Although it’s not a high percentage, Lupus.org explains you have about a five to 13-percent chance of developing the disease if you have relatives with it. The higher number seems to indicate a solid link to family health history.
However, the same source notes that if only the mother of a child has lupus, then the child only has a 5-percent chance of developing it. That being said, more than 90-percent of lupus sufferers are female.
According to WebMD, one of the risk factors of a “lupus attack” is exposure to chemicals, namely trichloroethylene found in well water, and silica dust (an industrial material). A lupus attack shows the disease can go into remission, but suddenly rear its ugly head.
A New York Times article from 2013 also notes other chemicals that may be linked to lupus include chlorinated pesticides. WebMD explains that at one time certain hair dyes and straighteners were suspected of being lupus risks, but apparently research has shown otherwise.
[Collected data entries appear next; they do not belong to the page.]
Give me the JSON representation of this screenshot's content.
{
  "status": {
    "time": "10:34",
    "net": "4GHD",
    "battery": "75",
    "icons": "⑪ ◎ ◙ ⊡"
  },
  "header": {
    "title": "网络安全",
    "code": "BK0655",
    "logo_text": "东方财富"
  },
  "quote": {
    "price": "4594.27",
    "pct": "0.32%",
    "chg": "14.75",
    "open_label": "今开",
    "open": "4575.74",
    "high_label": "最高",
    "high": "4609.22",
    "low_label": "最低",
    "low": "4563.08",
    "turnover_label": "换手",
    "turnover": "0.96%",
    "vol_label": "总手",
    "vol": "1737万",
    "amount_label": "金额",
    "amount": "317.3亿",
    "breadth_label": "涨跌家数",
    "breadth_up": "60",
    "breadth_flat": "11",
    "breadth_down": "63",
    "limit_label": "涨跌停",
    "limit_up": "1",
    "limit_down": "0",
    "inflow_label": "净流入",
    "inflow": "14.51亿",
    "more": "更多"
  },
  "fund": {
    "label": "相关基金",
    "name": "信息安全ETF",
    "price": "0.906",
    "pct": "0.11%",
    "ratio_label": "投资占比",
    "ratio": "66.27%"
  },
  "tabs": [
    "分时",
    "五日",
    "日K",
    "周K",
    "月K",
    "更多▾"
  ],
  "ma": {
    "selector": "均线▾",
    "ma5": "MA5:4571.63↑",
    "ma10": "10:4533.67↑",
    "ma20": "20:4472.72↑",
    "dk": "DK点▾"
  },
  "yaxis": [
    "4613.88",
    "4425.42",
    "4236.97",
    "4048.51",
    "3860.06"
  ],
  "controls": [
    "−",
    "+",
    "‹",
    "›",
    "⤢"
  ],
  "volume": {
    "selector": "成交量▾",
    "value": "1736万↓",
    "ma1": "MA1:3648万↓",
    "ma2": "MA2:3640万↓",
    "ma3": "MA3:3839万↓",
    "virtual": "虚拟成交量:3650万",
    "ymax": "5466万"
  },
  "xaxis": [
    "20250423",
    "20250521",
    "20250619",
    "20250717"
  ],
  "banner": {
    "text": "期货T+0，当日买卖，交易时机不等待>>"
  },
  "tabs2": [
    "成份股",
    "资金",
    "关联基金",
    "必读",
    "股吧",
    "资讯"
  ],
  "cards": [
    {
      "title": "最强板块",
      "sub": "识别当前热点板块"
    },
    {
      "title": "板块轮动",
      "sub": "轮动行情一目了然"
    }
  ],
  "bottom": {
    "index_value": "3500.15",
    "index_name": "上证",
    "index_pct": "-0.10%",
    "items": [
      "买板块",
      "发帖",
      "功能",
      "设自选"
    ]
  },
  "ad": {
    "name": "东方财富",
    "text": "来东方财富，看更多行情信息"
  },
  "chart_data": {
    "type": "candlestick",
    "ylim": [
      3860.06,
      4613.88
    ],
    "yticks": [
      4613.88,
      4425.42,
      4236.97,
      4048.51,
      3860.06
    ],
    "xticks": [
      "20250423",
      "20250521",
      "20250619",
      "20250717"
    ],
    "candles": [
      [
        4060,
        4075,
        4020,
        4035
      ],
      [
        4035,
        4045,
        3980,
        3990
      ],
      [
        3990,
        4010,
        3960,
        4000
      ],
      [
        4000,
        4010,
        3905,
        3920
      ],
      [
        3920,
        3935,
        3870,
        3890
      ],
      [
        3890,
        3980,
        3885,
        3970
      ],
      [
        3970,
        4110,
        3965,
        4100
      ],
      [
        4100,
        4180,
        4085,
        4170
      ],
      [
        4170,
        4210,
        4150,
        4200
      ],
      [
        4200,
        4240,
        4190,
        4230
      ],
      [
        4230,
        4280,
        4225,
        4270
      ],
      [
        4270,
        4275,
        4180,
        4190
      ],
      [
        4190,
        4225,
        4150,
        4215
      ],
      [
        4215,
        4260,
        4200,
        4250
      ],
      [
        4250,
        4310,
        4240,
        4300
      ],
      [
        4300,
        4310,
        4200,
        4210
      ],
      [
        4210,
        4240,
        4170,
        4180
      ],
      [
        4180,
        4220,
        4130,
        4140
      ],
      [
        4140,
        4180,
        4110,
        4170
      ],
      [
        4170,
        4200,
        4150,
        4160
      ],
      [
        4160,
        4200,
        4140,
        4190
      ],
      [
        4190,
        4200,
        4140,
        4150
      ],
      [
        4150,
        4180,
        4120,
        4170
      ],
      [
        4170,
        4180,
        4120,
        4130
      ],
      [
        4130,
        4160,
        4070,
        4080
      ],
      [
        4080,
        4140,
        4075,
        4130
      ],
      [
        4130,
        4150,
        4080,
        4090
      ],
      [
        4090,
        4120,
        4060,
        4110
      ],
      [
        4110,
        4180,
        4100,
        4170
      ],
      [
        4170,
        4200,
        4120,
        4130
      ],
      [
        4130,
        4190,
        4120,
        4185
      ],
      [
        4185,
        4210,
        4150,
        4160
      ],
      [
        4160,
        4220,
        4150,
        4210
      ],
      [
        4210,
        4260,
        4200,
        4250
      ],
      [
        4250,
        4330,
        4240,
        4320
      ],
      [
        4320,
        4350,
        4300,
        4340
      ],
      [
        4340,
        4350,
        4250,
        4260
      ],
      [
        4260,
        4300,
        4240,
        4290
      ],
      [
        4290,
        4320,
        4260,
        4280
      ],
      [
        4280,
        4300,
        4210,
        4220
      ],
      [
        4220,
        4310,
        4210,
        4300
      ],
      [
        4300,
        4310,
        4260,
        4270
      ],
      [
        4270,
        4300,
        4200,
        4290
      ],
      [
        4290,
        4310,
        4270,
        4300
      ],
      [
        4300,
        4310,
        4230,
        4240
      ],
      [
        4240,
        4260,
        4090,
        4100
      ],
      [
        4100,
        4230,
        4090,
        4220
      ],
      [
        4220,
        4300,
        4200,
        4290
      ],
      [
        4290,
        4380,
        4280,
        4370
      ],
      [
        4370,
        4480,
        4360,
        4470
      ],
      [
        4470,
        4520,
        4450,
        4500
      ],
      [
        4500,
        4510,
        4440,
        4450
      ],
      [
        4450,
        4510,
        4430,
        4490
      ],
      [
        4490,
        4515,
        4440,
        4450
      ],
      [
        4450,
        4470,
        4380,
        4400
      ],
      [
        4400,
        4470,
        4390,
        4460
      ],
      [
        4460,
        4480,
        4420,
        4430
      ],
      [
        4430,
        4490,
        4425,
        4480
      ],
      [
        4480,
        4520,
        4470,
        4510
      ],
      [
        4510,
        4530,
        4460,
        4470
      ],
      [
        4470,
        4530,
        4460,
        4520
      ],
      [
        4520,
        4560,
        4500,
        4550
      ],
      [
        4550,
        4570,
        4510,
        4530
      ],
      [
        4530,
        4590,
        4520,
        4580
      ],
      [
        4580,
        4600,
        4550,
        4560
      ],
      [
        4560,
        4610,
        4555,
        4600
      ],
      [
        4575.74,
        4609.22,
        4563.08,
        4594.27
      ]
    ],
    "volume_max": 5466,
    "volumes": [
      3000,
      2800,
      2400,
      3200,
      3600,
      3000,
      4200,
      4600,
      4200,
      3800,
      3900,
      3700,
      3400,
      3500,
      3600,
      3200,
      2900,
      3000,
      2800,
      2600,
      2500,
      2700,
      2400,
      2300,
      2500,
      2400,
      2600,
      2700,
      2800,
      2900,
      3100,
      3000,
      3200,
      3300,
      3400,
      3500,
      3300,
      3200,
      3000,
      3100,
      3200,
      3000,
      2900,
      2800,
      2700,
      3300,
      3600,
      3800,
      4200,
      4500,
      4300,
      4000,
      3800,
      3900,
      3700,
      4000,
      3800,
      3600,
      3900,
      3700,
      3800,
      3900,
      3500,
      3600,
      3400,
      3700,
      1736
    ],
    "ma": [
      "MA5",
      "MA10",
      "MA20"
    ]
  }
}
While catching some rays does have its benefits, such as vitamin D, it can actually trigger a lupus flare. WebMD states that, “two thirds of people with Lupus are UV-light sensitive.” This can be a cause for concern considering halogen and fluorescent lights give off UV light.
Prolonged exposure to UV light will result in not only a butterfly shaped rash as mentioned early, but also cause a fever, joint pain or other forms of inflammation.
Because Lupus is an autoimmune disease, any form of infection not directly caused by lupus could bring on a lupus flare. Since the body is already fighting off an infection, it may persist to fight against itself even once the infection is no longer present in the body.
For individuals with lupus, fighting an infection is a lot more difficult than for someone without lupus, and fighting any type of infection puts a strain and weakens the immune system, allowing for a flare to occur.